Manuel Valls n’a pas eu de chance, jeudi dernier, quand il est resté trois heures à la télévision quelques heures à peine après l’annonce d’une hausse de 0,6 % du chômage, soit 20 000 personnes qui ont perdu leur emploi. Suffit-il que le président et le Premier ministre fassent contre fortune bon cœur chaque fois qu’ils doivent commenter l’aggravation du chômage en France, soit 12 fois par an ? L’incapacité de l’économie française à créer des emplois, en dépit du fameux alignement des planètes (taux d’intérêt historiquement bas, euro faible et énergie bon marché), représente l’échec numéro un du gouvernement. Du coup, ses représentants, à tous les niveaux, tentent de dresser du pays un tableau encourageant dans tous les autres domaines : nous sommes les meilleurs pour le tourisme, nos start-up n’ont rien à envier à celles de la Silicon Valley, certains de nos PME sont ultra-performantes et les pouvoirs publics auraient déjà réussi à diminuer la dépense publique et à réduire le déficit budgétaire tout en consacrant des milliards aux Mistral, aux immigrés que nous devons accueillir, aux baisses d’impôt pour les ménages les plus pauvres, à la Défense nationale, etc. Comment ont-ils pu résoudre la quadrature du cercle ?
« Il n’y a pas de concurrence des pauvretés », affirmé Manuel Valls sur France 2. La question, pourtant, ne porte pas sur la nécessité de s’occuper dignement des migrants, mais sur la façon de financer cette dépense nouvelle. Le gouvernement nous promet sans cesse de compenser chaque dépense imprévue par une restriction budgétaire ailleurs. Mais où ? Quand on mesure la colère des élus locaux, qui s’estiment pris à la gorge par la baisse des dotations aux collectivités, on n’a pas l’impression qu’il sera facile de faire de nouvelles économies. En tout cas, l’agence de notation Moody’s a décidé d’abaisser pour la troisième fois la note de la France (évènement passé largement sous silence), sans doute parce qu’elle ne croit guère au retour de notre budget à l’équilibre en 2017. François Fillon, qui servait de sparring partner à M. Valls, estime que son successeur a « été normalisé par François Hollande.
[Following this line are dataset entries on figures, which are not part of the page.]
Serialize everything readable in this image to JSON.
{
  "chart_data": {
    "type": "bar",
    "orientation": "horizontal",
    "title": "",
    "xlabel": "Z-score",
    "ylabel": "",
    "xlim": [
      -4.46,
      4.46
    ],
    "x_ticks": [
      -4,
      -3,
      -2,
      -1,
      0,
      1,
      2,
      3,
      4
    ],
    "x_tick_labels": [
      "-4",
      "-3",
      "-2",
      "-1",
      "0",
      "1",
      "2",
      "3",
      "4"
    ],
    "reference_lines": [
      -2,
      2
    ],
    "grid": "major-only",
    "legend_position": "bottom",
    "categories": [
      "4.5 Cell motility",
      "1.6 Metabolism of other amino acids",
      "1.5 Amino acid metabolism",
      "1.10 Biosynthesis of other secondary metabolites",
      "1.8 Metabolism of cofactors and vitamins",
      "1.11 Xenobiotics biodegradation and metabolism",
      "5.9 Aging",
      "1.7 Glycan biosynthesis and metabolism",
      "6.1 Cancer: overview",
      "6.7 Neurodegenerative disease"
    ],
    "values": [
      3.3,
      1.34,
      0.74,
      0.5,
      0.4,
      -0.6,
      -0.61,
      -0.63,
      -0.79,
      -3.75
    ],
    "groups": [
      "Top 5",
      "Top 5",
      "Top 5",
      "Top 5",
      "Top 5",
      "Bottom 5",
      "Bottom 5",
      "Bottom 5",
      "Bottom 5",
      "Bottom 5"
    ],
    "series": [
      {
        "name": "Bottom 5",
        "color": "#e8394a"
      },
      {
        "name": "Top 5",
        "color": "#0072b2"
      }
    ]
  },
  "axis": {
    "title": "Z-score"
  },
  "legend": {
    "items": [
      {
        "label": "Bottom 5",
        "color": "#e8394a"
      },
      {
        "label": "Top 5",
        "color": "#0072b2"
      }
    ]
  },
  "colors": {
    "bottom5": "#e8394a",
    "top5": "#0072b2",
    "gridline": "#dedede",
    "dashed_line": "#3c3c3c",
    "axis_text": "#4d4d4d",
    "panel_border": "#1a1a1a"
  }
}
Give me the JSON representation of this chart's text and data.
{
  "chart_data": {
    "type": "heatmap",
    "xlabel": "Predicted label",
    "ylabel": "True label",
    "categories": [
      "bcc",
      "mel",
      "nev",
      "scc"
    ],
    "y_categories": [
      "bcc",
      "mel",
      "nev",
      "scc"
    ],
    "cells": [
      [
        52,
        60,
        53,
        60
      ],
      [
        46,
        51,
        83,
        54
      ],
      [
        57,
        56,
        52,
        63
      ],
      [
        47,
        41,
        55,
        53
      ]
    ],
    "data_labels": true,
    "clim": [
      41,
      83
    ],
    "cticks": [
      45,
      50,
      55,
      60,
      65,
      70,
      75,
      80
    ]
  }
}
J’ai le sentiment, a-t-il ajouté, qu’il vous a entraîné dans son échec ». Il y a du vrai dans cette remarque parce que, si les efforts du Premier ministre et de son ministre de l’Économie, Emmanuel Macron, n’ont pas porté leurs fruits, c’est forcément qu’ils sont insuffisants. Il faut, pour sortir la France de l’ornière, un programme radical que la gauche divisée ne peut pas porter.
La persistance du chômage apporte au Front national un atout de plus dans la campagne des élections régionales. De ce point de vue, la responsabilité de la gauche dans les succès éventuels de Marine Le Pen dans le Nord-Pas-de-Calais-Picardie et en Paca, serait énorme. Pendant que le président de la République temporise avec des Verts disjonctés, une Martine Aubry qui en « a ras-le-bol de Macron », des frondeurs décrits comme des « râleurs » par Bruno Le Roux, chef de la majorité socialiste à l’Assemblée nationale, l’économie, elle, marque le pas. Le chef de l’État, si ça continue, risque de devoir renoncer à se présenter à un second mandat. Mme Aubry estime qu’il sera le bon candidat de la gauche en 2017 si la courbe du chômage s’inverse (ce qui est une manière de lui suggérer de tenir sa promesse de ne pas être candidat dans le cas contraire), mais du train où les choses se passent... M. Hollande est le président des renoncements : contraint de trouver de l’argent pour la baisse des impôts, il a différé de trois mois la baisse des charges pour les entreprises, seul moyen efficace, pourtant, de créer des emplois ; il renonce à beaucoup de ses promesses électorales, comme l’impôt à 75 % pour les riches autrefois, et aujourd’hui, à la fermeture de la centrale de Fessenheim ; et vous verrez que même en l’absence d’une reprise de l’emploi, il sera candidat.